Breaking Out of the Shadows of the Autistic Boys' Club
“You must be really high functioning, because you definitely don’t look autistic.”
Autism is the second closet I come out of on a regular basis, since I’m also a lesbian. Sometimes I wonder if closets filled with rainbow puzzle pieces and Love Is Love merchandise were buy one-get one at IKEA when I was born.
She leans in, anticipating a response. It’s posed as a question. I know this.
But autism is not a look. It’s not a face. It’s probably in the eye contact I’m intentionally avoiding right now, though. The juxtaposition of the cold metal shelves and bokeh filter glow of the lighting department behind her shoulder is a better focal point while my thoughts race and frantically try to join up the dots and mental connections needed to carry on even basic social interaction, let alone the surprising complexity of this dreaded phrase.
My brain switches to autopilot, as it usually has to when I reveal my diagnosis. Time to awkwardly laugh it off with the usual script of “yeah, I get that a lot.” (Hello, thank you for flying Air Autism, if you check the pocket of the seat in front of you, you’ll realize there is no manual. Good luck!)
In that hardware store I have an epiphany: I realize autism is often viewed not as a face, but as a gender. Autistic boys are introduced with a one-in-42 statistic from the myriad of informational sites, a nod of acknowledgement, and “ah yes, my nephew/brother/cousin has autism, too.”
When I reveal I am autistic – at work, to friends, to extended family, to general people in my life – I am greeted with exaggerated looks of confusion and the delicate cocktail of denial and bargaining: see above question I received about being so-called “high functioning” and not “looking autistic.”
I grew up thinking I was overly sensitive and weird, an undiagnosed autistic girl with comorbid obsessive-compulsive disorder and severe anxiety since early childhood that made me an easy target for bullying. Spoiler: they didn’t pick on me because I was autistic, of course not! They didn’t know. They just knew I was very smart and very, very weird. I guess I cannot blame them; I mean, I didn’t know my autistic classmates were my brothers in neurodiversity, even though I could not relate to them about trains and planes and automobiles, as I preferred analyzing Anne of Green Gables, Edgar Allan Poe, and reading a few Goosebumps books per day.
In young adulthood, I still felt different and without a role model as the guys began to identify with the wheeling-dealing Rain Man and the ever popular Sheldon Cooper. So when my mental health took a toll, my (surprise, surprise: primarily male) healthcare team at the time didn’t even think of autism for my diagnosis. I was a girl, so of course I was simply depressed and anxious with low self-esteem, and was (incorrectly) medically treated as such for a few years.

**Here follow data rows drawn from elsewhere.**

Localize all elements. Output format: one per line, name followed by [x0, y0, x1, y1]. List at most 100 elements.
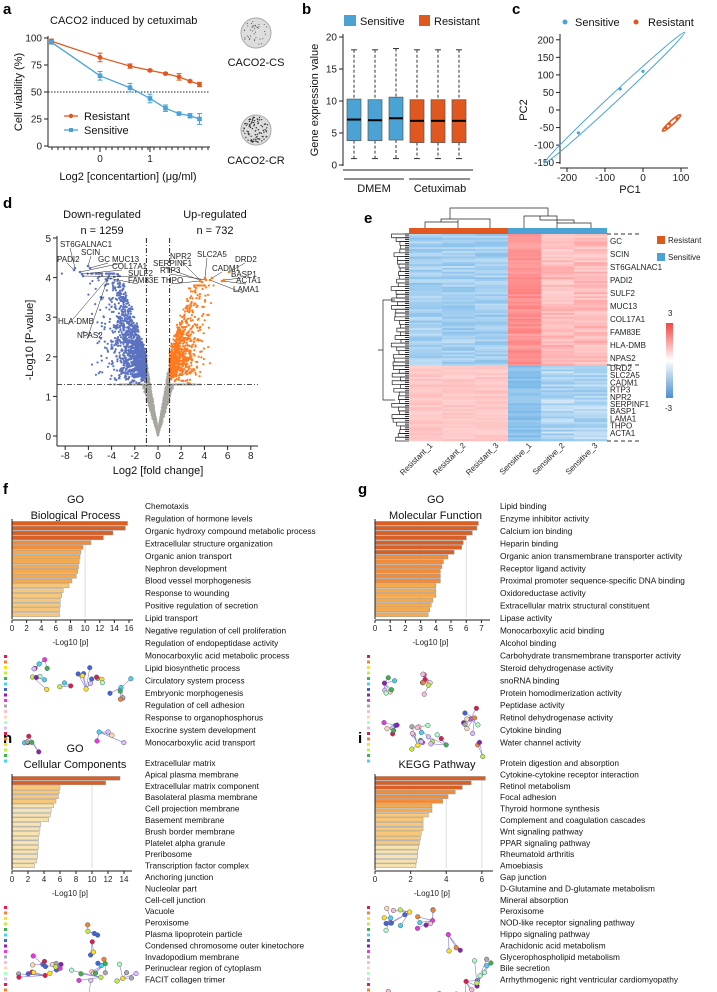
- colony-dot: [265, 127, 268, 129]
- point-down: [117, 330, 120, 334]
- point-ns: [147, 399, 150, 402]
- point-up: [189, 334, 192, 337]
- heatmap-cell: [409, 245, 443, 248]
- point-up: [174, 334, 177, 337]
- heatmap-cell: [442, 245, 476, 248]
- point-down: [112, 324, 115, 327]
- point-up: [186, 357, 190, 360]
- gene-label: SERPINF1: [153, 259, 193, 268]
- series-line-sensitive: [51, 41, 200, 120]
- colony-dot: [266, 26, 268, 28]
- panel-label-a: a: [3, 1, 12, 18]
- point-down: [123, 310, 127, 313]
- colony-dot: [262, 38, 264, 40]
- point-down: [130, 370, 133, 373]
- point-up: [195, 297, 198, 300]
- y-axis-label: Gene expression value: [309, 44, 321, 157]
- point-down: [110, 305, 113, 308]
- legend-label: Resistant: [84, 111, 130, 123]
- colony-dot: [244, 132, 246, 135]
- point-up: [179, 332, 182, 335]
- point-down: [113, 330, 117, 333]
- gene-label: SLC2A5: [197, 250, 227, 259]
- heatmap-cell: [409, 247, 443, 250]
- confidence-ellipse-sensitive: [543, 31, 686, 164]
- point-up: [171, 373, 175, 376]
- legend-marker: [562, 19, 568, 25]
- heatmap-cell: [475, 241, 509, 244]
- point-down: [134, 366, 137, 369]
- point-down: [106, 350, 110, 353]
- point-up: [182, 350, 186, 353]
- point-up: [186, 369, 189, 372]
- data-point: [187, 78, 193, 84]
- colony-dot: [256, 133, 259, 136]
- point-down: [123, 357, 126, 360]
- point-down: [124, 312, 127, 315]
- point-ns: [167, 388, 170, 391]
- point-down: [120, 349, 123, 352]
- point-down: [109, 298, 112, 302]
- point-up: [191, 290, 194, 293]
- point-down: [143, 372, 146, 376]
- heatmap-cell: [409, 243, 443, 246]
- point-down: [113, 303, 116, 306]
- point-down: [103, 328, 106, 331]
- point-down: [141, 353, 144, 356]
- point-down: [132, 370, 135, 373]
- point-ns: [164, 387, 167, 390]
- heatmap-cell: [508, 245, 542, 248]
- point-down: [115, 378, 118, 382]
- point-ns: [150, 404, 153, 407]
- point-down: [110, 300, 113, 304]
- point-down: [139, 360, 142, 363]
- point-down: [116, 360, 119, 363]
- data-point: [176, 74, 182, 80]
- colony-dot: [257, 122, 259, 125]
- image-label: CACO2-CR: [227, 155, 285, 167]
- y-tick-label: 200: [537, 35, 554, 46]
- point-up: [181, 330, 185, 333]
- point-down: [143, 367, 146, 370]
- point-down: [126, 343, 129, 346]
- point-up: [171, 365, 174, 368]
- point-up: [177, 335, 180, 338]
- data-point: [668, 122, 672, 126]
- colony-dot: [243, 127, 245, 129]
- point-down: [125, 302, 128, 305]
- point-up: [196, 294, 199, 297]
- point-down: [133, 340, 136, 343]
- point-up: [187, 336, 190, 339]
- point-up: [199, 370, 202, 374]
- point-up: [191, 297, 194, 300]
- point-up: [181, 326, 184, 329]
- point-up: [179, 314, 182, 317]
- point-up: [171, 346, 175, 349]
- gene-label: CADM1: [212, 264, 241, 273]
- heatmap-cell: [475, 235, 509, 239]
- point-down: [116, 358, 119, 361]
- point-down: [118, 351, 121, 354]
- point-down: [127, 348, 130, 352]
- point-up: [190, 295, 193, 298]
- point-ns: [160, 410, 163, 413]
- labeled-gene-point: [72, 268, 76, 272]
- point-up: [175, 332, 179, 335]
- y-axis-label: Cell viability (%): [13, 53, 25, 131]
- point-up: [192, 367, 195, 370]
- point-up: [194, 371, 197, 374]
- labeled-gene-point: [78, 270, 82, 274]
- colony-dot: [258, 132, 260, 134]
- point-down: [125, 332, 128, 335]
- point-ns: [148, 376, 151, 379]
- data-point: [97, 73, 103, 79]
- point-ns: [166, 396, 169, 399]
- point-up: [208, 362, 211, 365]
- point-down: [134, 333, 137, 336]
- point-up: [175, 348, 178, 352]
- gene-label: SCIN: [81, 248, 100, 257]
- point-up: [201, 323, 204, 326]
- point-up: [196, 284, 200, 287]
- point-up: [193, 349, 196, 352]
- point-up: [179, 328, 182, 331]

It took until three months before my 24th birthday to be listened to. I was referred to a lovely female psychiatrist in the next town over, and it was there I found out who I truly was, and was able to embrace my diagnosis and my new chance at life. Twenty-four years. Nearly twenty-four years to break out of the still very normalized perception that autism is a boys’ club.
But now that club’s key is in my hand, an admittedly chewed down fingernail of the other hand is on the light switch of a neon “open” sign, and I’m opening the door to welcome the next generation of autistic girls. May they thrive, stim, and not let autistic stereotypes define them, because they too – no, we do – define autism as well.